Black alumni of Loyola Blakefield are calling for an increase in African-American faculty and administrators and other changes following racist incidents at the school.
The Catholic boys school in Towson for grades 6-12 closed for a day last week after graffiti containing the N-word was found in a bathroom stall. It was the second instance there in two weeks involving graffiti with a racial slur.
In a memo to school president Anthony Day and other officials, a group of black alumni called on Loyola Blakefield to increase the portion of black faculty and administrators to 25 percent of the school total by the year 2022. Among other proposals, they also want curriculum to better reflect black history, and for the school to include black faculty and administrators in financial aid and admissions committees.
“Please note that many, if not all, of these proposals have been made before to previous administrations of Loyola Blakefield, to no avail, which is why we revisit these issues again at this time,” the memo states.
The memo was delivered to school leaders last week, said Ralph Moore, a 1970 alumnus and former teacher there.
“The school has to be learning about people who don’t look like them,” Moore said. “It’s not just reading, writing and arithmetic.”
Meetings for students and families to discuss the recent incidents drew crowds to the school last Friday and this Tuesday.
Carl Stokes, a former Baltimore City councilman and 1968 graduate of the school, was among the hundreds who attended.
“You’ve got to give [school officials] some credit that they have called it out and that they’ve said we have this problem,” Stokes said. Still, he said, the administration needs to be “more proactive” in addressing issues of diversity.

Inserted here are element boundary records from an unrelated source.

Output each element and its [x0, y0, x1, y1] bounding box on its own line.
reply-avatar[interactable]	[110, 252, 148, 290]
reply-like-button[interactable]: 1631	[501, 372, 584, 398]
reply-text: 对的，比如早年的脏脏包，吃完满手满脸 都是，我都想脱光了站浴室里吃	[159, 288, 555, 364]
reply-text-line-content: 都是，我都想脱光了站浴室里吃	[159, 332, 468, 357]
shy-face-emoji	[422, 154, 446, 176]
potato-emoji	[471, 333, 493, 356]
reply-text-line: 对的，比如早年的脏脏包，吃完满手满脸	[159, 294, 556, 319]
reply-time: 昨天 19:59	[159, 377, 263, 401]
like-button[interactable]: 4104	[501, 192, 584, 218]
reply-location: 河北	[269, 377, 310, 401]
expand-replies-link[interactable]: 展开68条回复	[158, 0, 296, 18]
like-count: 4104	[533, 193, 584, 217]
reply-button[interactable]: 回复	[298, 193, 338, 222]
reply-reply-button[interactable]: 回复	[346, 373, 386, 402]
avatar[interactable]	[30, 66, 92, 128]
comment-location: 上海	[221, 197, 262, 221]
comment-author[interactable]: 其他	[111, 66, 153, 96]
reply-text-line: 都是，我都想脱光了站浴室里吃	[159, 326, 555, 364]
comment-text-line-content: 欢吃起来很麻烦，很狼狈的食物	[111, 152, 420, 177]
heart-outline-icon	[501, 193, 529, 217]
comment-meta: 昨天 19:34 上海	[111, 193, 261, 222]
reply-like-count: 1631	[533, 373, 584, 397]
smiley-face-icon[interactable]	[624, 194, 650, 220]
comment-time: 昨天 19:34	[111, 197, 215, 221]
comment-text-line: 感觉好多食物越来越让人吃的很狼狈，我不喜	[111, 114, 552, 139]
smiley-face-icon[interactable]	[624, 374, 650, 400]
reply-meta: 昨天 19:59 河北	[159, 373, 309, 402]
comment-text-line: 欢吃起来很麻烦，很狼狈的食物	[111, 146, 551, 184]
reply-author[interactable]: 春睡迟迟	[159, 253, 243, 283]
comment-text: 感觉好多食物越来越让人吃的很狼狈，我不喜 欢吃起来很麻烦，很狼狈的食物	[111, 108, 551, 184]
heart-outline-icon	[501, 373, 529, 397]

Less than 10 percent of the school’s 986 students are black, according to figures school officials provided to The Baltimore Sun. The school did not provide data on how many faculty members are black.
Wesley Chandler Wood, who graduated from the school in 1988, said that “having more black faculty on staff is good for black and white students, to see black people in positions of authority and expertise.”

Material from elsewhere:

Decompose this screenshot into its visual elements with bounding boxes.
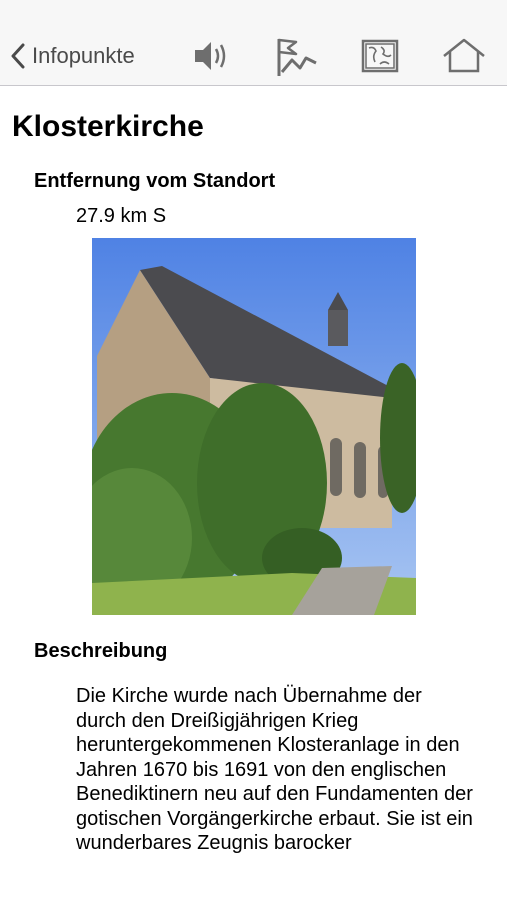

Wood said he was encouraged by the recent meetings.
“The true measure of how things are proceeding will be coming the next few months,” he said. “My overall feeling and mood right now is positive. The community seems like it really wants to change Loyola for the better … and that means dealing with the recent incidents in a forceful way.”
In a Baltimore County police report filed last week after the graffiti was discovered, an officer wrote that administrators told police there had been “ongoing bias-related incidents at the school since the start of the fall semester.”
School officials have declined to publicly elaborate on those incidents.
In a statement to The Sun on Wednesday, Day and board chairman Bill McCarthy didn’t respond to specifics of the alumni proposals but said they “look forward to discussions with all members of our community as we move forward with this critical work.”
County police are investigating the graffiti and have said there is security footage from the school that could shed light on the incidents. But a police spokeswoman said police are “waiting for Loyola to go through the video” because the footage had no timestamp.
“They’ve got quite a few hours on the video,” police spokeswoman Louise Rogers-Feher said. “Once they have what is needed, they will come back to us and we’ll take it from there.”